In the tragedy of life it can come to the point that a person loses himself and doesn’t even know that he can’t find himself.  Even then, I can still find him: in my faith, in my hope, in my love.  This most profound trust is what Christ asks of his followers.

When He was still living on the earth, people often listened to Him with the usual distrust and disbelief.  That is how people are, even then.   But when an individual recognized Him and believed, He could achieve miracles in the life of that individual.  To such a person He could say: “According to your faith, so let it be.”

Now that He is come again and goes with us all our days, He asks of us: “Recognize Me—even though I am hidden in the least of your brothers and sisters.”  And if we do recognize Him there, He can say to us also: “According to you faith, so let it be.”


-Rev.

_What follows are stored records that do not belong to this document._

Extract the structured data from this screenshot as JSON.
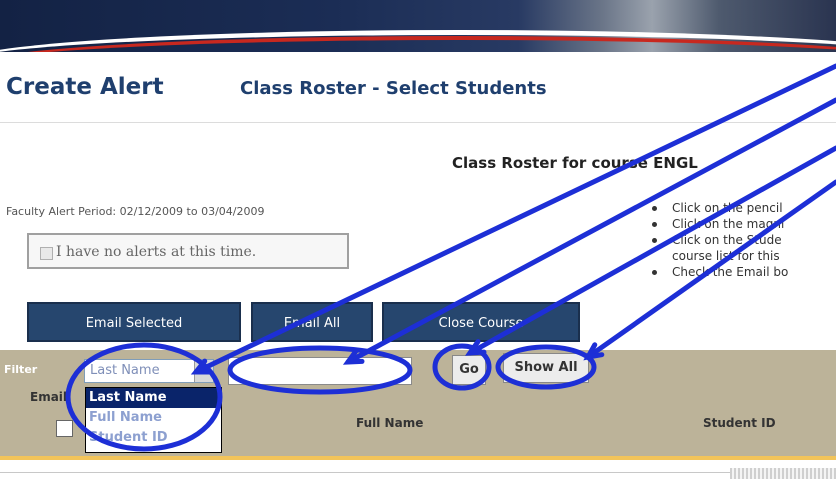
{
  "page": {
    "title": "Create Alert",
    "subtitle": "Class Roster - Select Students",
    "roster_heading": "Class Roster for course ENGL"
  },
  "alert_period": {
    "label": "Faculty Alert Period:",
    "value": "02/12/2009 to 03/04/2009"
  },
  "no_alerts_label": "I have no alerts at this time.",
  "instructions": [
    "Click on the pencil",
    "Click on the magni",
    "Click on the Stude",
    "course list for this",
    "Check the Email bo"
  ],
  "buttons": {
    "email_selected": "Email Selected",
    "email_all": "Email All",
    "close_course": "Close Course",
    "go": "Go",
    "show_all": "Show All"
  },
  "filter": {
    "label": "Filter",
    "selected": "Last Name",
    "options": [
      "Last Name",
      "Full Name",
      "Student ID"
    ],
    "search_value": ""
  },
  "table": {
    "columns": [
      "Email",
      "Full Name",
      "Student ID"
    ]
  },
  "annotation_color": "#1d2fd6"
}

Bastiaan Baan, January 31, 2021


“And His Disciples Believed in Him” (Jn.2:11)

“And His Disciples Believed in Him” (Jn.2:11)

In a society where everything is focused on visible, tangible results, we all actually live according to the principle of first seeing, then believing.  Whether we want to or not, we have in a certain sense all become materialists.  We want to see, hear, touch and taste—then only do we believe that something really exists.

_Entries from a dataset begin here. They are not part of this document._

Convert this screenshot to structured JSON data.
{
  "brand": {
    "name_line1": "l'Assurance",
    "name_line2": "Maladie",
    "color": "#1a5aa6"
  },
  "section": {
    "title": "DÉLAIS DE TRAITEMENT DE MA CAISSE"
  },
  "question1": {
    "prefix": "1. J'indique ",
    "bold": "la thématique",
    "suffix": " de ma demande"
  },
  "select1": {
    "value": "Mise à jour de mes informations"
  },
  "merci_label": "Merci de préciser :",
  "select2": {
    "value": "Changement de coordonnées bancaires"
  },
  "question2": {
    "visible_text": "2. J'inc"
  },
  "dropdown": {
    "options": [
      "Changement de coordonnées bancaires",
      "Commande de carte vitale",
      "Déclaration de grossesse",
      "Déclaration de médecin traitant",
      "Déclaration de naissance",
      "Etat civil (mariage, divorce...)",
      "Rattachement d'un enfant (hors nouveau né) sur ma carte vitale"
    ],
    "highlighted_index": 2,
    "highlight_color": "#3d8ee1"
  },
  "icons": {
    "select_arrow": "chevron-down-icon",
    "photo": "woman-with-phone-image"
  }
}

Thus it goes at the wedding in Cana: the disciples see and hear—and not until it has passed the test of their senses, and they have drunk, do they believe.

Just like doubting Thomas, we can stay at a distance, ask critical questions, and have doubts.  But we can also, if we want to, take the test.  The test—for us that is the service at the altar.  The Act of Consecration of Man has been given to us to learn to believe through all our senses.  Whoever does not want to take in the words, but judges like an aloof spectator, remains on the outside and cannot believe.  But experience teaches that the presence of Christ can be recognized, heard, touched and tasted.  At the altar He manifests His Light Being day in, day out—until we become His disciples and believe in Him.

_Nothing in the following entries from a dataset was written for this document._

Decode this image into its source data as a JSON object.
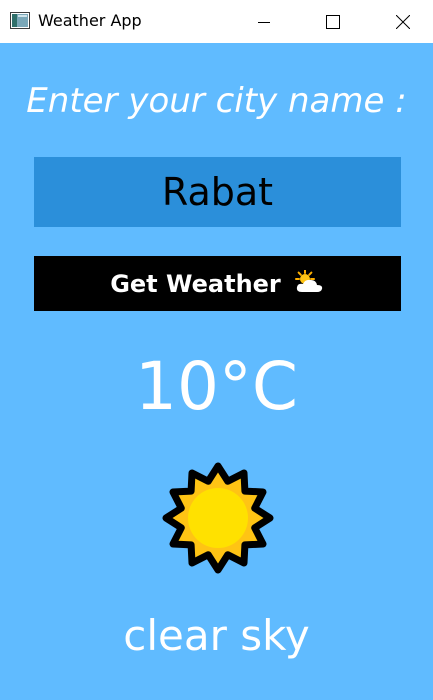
{
  "window": {
    "title": "Weather App",
    "app_icon": "window-app-icon",
    "controls": {
      "minimize_icon": "minimize-icon",
      "maximize_icon": "maximize-icon",
      "close_icon": "close-icon"
    }
  },
  "form": {
    "prompt": "Enter your city name :",
    "city_value": "Rabat",
    "button_label": "Get Weather",
    "button_icon": "sun-behind-cloud-icon"
  },
  "result": {
    "temperature": "10°C",
    "emoji_icon": "sun-icon",
    "description": "clear sky"
  },
  "colors": {
    "background": "#60bbff",
    "input_background": "#2b8fda",
    "button_background": "#000000",
    "text_light": "#ffffff",
    "sun_fill": "#ffc414",
    "sun_core": "#ffe100"
  }
}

And whoever has once recognized Him in the bread and wine can, just like doubting Thomas who sees, hears, and touches Him, affirm with heart and soul: “My Lord and my God!” (Jn.20:28)


-Rev. Bastiaan Baan, January 24, 2021


And His Mother Kept All These Words in Her Heart

And His Mother Kept All These Words in Her Heart

Lack of understanding separates people all over the earth.  It causes barriers between individuals, groups, and peoples.  Wherever we go, everywhere on earth we see the tangible results of these invisible hurdles.  Lack of mutual understanding can escalate so badly that people exclude each other or threaten each other’s lives.  Each of us, whether we want to or not, forms part of the collective confusion of thinking that shuts out those who have different ideas.  Before we know it, we are involved in a conflict by spouting a judgment or taking sides.

How will these separate worlds ever come together again?  How can we ever understand what the other actually wants to say when we are always kept apart from each other by walls, words, judgments, and prejudices?  Most people take the easy way: they turn away from their opponents as if they don’t exist anymore.  However, sooner or later the confrontation will begin again.

Perhaps we have to look for a different place to put the words and ideas we don’t understand—somewhere beyond our lack of understanding.  The gospel shows a way to find such a place for all we don’t understand.  When the child Jesus, after having disappeared without a trace, returned to his parents after three days, he spoke words no one understood: “Why did you look for me?  Don’t you know that I must be in my Father’s house?” (Lk.2:49) The gospel has an extraordinary expression for the way His mother received these enigmatic words: “His mother kept all these words in her heart.” (Lk.2:51)

No more than this and no less than this is needed to create a space for all that we do not understand—even for the injustice that happens in the world.  Bear it with patience.  Take it into your heart.  Sooner or later life itself will give an answer to the riddle you were given.